In the case of the apparatus according to the embodiment of the present invention shown in _FIG .
The air pressure _P2 is returned to the means for supplying air pressure P2 to the floating height ε
may be controlled so that it is always constant. Furthermore,
The small hole 4c may be used in common with the air outlet 4b for target levitation, and the air supply is also used for target levitation and for detection of the levitation height ε, so that changes in the back pressure of this blown air can be A compensation signal _S1 may also be generated.

<Effects of the invention> According to the invention, no indication errors occur due to changes in the tension of the sheet material.

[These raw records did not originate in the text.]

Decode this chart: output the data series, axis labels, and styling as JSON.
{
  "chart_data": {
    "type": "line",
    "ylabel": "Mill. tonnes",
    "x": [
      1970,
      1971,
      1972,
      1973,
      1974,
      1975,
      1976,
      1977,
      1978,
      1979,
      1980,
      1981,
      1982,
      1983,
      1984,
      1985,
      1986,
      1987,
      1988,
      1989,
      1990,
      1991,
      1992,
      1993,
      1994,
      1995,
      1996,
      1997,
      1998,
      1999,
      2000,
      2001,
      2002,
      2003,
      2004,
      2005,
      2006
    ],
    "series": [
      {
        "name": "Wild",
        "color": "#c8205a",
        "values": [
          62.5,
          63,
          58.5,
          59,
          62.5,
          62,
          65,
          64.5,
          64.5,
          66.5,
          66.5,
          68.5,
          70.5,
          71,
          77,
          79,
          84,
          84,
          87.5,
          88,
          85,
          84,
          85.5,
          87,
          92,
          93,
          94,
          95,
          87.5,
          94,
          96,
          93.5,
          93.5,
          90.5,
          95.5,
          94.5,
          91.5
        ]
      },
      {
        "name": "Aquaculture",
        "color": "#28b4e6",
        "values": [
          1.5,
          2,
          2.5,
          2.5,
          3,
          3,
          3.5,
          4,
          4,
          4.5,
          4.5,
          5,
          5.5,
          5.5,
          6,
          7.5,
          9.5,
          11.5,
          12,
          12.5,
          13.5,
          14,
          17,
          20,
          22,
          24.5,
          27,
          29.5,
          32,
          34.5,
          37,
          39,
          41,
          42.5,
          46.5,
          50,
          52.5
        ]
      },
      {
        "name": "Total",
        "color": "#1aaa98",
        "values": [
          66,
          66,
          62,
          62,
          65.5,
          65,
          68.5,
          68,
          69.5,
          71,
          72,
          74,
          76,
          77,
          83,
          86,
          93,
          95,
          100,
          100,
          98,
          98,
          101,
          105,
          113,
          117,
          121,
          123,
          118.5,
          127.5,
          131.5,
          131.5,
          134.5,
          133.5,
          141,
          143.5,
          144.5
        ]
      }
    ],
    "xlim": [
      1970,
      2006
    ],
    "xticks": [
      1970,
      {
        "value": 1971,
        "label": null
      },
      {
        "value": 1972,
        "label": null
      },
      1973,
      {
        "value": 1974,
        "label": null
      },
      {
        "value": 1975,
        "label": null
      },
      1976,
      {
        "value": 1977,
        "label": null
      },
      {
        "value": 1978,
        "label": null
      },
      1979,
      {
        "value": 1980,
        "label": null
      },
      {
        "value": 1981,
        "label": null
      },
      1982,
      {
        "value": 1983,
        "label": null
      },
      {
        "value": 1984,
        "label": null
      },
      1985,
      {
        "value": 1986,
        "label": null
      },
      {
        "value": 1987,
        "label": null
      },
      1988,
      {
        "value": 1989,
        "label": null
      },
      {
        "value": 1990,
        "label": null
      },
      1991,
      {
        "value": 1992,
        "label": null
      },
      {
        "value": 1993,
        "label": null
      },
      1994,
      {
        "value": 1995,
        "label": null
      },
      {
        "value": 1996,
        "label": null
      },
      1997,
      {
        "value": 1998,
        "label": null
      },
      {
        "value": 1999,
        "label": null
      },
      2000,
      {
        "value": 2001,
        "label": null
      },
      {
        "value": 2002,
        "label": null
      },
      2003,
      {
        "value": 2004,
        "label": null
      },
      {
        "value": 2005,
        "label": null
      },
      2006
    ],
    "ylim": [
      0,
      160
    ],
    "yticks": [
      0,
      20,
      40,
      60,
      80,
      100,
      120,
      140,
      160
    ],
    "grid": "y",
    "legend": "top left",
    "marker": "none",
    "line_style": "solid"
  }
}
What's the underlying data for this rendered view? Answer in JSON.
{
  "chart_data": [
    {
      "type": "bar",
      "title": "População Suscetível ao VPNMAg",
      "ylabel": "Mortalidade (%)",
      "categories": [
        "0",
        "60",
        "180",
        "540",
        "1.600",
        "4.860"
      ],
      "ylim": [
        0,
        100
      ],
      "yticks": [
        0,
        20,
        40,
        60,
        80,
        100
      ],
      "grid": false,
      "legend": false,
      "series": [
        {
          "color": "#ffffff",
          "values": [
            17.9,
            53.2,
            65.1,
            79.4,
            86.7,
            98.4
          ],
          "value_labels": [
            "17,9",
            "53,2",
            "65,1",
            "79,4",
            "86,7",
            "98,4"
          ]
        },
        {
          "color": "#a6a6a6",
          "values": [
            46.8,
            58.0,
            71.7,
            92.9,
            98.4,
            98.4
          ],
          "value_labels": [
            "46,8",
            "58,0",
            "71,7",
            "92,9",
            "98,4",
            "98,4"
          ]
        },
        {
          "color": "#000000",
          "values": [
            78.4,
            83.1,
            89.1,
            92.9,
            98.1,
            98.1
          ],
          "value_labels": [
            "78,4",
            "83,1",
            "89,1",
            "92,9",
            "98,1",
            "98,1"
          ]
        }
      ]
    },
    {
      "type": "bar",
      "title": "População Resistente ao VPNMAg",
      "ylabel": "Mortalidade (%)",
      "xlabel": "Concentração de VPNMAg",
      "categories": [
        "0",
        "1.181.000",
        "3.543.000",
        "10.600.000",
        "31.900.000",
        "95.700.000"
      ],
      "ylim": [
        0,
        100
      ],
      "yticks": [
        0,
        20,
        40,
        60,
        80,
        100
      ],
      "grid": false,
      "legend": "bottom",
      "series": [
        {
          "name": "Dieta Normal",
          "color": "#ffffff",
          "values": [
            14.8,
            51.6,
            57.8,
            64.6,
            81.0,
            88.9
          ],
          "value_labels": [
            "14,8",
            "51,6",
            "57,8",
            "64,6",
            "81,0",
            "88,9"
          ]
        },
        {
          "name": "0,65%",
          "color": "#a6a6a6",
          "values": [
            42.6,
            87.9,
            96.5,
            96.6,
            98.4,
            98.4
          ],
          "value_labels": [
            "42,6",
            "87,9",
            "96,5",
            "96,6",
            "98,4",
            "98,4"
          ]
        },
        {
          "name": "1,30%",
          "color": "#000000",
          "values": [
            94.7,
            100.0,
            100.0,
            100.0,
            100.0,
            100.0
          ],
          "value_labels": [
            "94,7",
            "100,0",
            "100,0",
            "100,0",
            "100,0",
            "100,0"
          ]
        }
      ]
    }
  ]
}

[Brief explanation of drawings]

Fig. 1 is a sectional view showing the device according to the present invention;
The figure is a cross-sectional view of the main part of the device according to the embodiment of the present invention shown in FIG. 1, and FIG. 3 is a plan view of the main part of the device according to the embodiment of the invention shown in FIG.
4 is an explanatory diagram of the operation of the device according to the embodiment of the present invention shown in FIG. 1, FIG. 5 is a sectional view of the conventional device, FIG. FIG. 8 is a plan view of a main part of the conventional device shown in the figure, and FIG. 8 is an explanatory diagram of the operation of the conventional device shown in FIG. A...Upper detection head, B...Lower detection head, C...Sheet material, 1...Tank cap, 4...Target, 4b...Air blowout hole, 4
c...Small hole, 5...Tube leading air pressure _P1 to target 4, 6...Air pressure to tank cap 1
Tube guiding P ₂ , 7...sensor coil, 8...
...Detection circuit, 9...Tube for guiding air _P3 , 1
0...Aperture, 11...Detection/calculation unit, ε...Flying height, a...Thickness of sheet material.

Claims (1)

[Scope of utility model registration request] A pair of detection heads are arranged opposite to each other with a sheet of material in between, the lower detection head is provided with a sensor coil, and the upper detection head elastically supports a conductive target having a plurality of air blow holes on its surface. Pressing the surface of the sheet material in a direction perpendicular to the surface of the sheet material, balancing the levitation force caused by the air blowing of the target with the target's own weight and the pressing force, so as to levitate the target a certain amount above the surface of the sheet material. In the device, the thickness of the sheet-like material is measured from the change in impedance of the sensor coil, wherein a small hole is provided in the target, air is introduced into the hole, and the surface of the sheet-like material is measured from the hole. A compensation signal corresponding to the flying height of the target is obtained from a change in the back pressure of this air flow, and an indication error due to a change in the flying height is compensated based on this compensation signal. A device for measuring the thickness of a sheet-like material.